Genetic testing in patients with EIEE and severe epilepsies in infancy: For all subtypes of EE genetic testing is highly recommended since a positive result avoids further diagnostics, allows for prognostic estimations and might have implications on therapeutic decisions. In this group of epilepsies, many private and de novo mutations are found. Few genes follow autosomal-recessive inheritance. Due to phenotypic and genotypic heterogeneity, a gene panel approach combined with a CNV analysis is recommended. In few cases, e.g. in typical Dravet syndrome or pyridoxine-responsive epilepsy, a targeted gene analysis will be effective. Prior to initiation of genetic testing as well as in cases with positive results, genetic counselling should be offered to parents.

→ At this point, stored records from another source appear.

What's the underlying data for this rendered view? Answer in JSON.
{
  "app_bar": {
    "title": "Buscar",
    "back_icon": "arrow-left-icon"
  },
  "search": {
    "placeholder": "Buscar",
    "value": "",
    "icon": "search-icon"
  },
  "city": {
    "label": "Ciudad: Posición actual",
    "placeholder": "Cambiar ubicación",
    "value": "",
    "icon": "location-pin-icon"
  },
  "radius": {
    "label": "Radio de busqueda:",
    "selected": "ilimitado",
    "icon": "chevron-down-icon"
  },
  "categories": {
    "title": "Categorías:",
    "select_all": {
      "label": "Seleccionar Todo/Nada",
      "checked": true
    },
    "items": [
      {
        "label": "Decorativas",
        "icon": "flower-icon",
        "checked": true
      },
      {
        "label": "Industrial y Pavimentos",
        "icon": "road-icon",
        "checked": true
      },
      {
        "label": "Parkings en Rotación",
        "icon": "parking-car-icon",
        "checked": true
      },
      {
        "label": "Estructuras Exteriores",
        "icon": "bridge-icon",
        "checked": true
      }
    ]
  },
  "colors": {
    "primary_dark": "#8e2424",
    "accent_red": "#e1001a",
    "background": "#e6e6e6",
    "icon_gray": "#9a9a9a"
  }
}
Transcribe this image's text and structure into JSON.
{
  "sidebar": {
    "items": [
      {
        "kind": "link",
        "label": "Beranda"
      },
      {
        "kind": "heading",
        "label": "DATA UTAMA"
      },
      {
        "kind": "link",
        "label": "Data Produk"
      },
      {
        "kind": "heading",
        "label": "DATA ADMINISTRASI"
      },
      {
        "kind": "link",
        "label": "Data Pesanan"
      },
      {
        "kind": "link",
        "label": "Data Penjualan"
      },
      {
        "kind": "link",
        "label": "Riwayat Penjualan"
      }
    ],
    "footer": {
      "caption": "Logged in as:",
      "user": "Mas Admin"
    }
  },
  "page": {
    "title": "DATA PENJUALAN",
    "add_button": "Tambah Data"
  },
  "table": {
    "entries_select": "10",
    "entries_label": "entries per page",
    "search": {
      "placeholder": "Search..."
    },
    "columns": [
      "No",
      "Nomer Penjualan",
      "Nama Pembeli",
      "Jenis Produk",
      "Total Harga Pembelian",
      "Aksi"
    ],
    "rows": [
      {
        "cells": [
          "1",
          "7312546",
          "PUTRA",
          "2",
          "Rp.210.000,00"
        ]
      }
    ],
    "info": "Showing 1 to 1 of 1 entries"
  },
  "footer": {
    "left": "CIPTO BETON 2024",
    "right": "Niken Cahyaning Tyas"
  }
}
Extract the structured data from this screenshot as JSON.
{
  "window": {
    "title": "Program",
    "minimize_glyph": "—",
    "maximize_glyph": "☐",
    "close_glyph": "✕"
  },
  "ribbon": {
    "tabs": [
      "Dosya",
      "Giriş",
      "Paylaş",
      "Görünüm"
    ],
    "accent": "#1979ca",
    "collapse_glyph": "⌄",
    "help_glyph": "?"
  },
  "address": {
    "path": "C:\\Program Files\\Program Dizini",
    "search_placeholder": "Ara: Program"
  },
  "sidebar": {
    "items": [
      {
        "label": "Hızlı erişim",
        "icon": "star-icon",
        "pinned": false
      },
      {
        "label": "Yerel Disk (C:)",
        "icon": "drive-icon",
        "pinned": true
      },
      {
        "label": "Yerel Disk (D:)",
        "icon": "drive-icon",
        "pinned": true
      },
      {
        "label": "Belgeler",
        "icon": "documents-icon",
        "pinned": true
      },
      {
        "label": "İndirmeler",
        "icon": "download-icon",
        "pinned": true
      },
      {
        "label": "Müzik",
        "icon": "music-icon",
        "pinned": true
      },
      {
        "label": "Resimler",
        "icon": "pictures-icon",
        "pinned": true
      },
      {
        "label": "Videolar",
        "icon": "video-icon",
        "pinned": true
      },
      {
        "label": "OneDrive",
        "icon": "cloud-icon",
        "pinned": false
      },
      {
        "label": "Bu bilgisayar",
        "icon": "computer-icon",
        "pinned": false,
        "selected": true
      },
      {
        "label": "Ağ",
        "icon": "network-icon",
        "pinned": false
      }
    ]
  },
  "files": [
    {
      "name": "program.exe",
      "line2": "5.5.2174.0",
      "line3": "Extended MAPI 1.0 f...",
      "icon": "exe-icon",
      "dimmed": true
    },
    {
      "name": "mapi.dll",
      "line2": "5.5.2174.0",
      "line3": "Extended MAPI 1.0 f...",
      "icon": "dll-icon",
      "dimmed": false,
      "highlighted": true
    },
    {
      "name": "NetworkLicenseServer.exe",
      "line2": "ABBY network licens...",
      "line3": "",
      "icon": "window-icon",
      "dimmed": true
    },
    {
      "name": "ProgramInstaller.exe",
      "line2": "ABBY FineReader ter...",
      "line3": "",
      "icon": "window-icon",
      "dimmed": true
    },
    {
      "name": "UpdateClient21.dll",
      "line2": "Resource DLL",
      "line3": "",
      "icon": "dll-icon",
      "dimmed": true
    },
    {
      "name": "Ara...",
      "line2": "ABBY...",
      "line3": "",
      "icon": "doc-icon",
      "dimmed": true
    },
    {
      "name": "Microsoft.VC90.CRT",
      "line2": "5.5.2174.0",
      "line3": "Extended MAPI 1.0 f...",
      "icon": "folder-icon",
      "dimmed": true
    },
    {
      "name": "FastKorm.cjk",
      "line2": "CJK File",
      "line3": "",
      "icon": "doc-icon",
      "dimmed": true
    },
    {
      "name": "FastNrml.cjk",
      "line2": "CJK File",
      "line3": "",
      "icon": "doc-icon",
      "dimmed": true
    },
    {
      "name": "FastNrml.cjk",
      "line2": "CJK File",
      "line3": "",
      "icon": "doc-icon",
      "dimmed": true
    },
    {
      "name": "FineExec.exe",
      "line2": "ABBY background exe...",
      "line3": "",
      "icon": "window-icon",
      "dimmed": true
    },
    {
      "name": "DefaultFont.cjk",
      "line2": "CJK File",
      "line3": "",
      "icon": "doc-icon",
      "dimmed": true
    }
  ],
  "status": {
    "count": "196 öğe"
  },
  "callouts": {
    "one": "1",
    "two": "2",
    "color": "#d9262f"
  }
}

Genetic testing is recommended in all forms of epileptic encephalopathies since it has important influence in patient`s management. The genetic result helps to define a diagnosis, can spare further diagnostics, give advice for prognosis and genetic counseling and may influence therapy decisions. Prior to genetic testing a detailed genetic counseling is necessary to prevent negative socio-psychological effects in the affected families and unnecessary health costs. To date, only in a few of the common forms of generalized and focal epilepsies genetic testing should be performed as a routine diagnostic step, since major genes and consequences for clinical management are missing in most cases.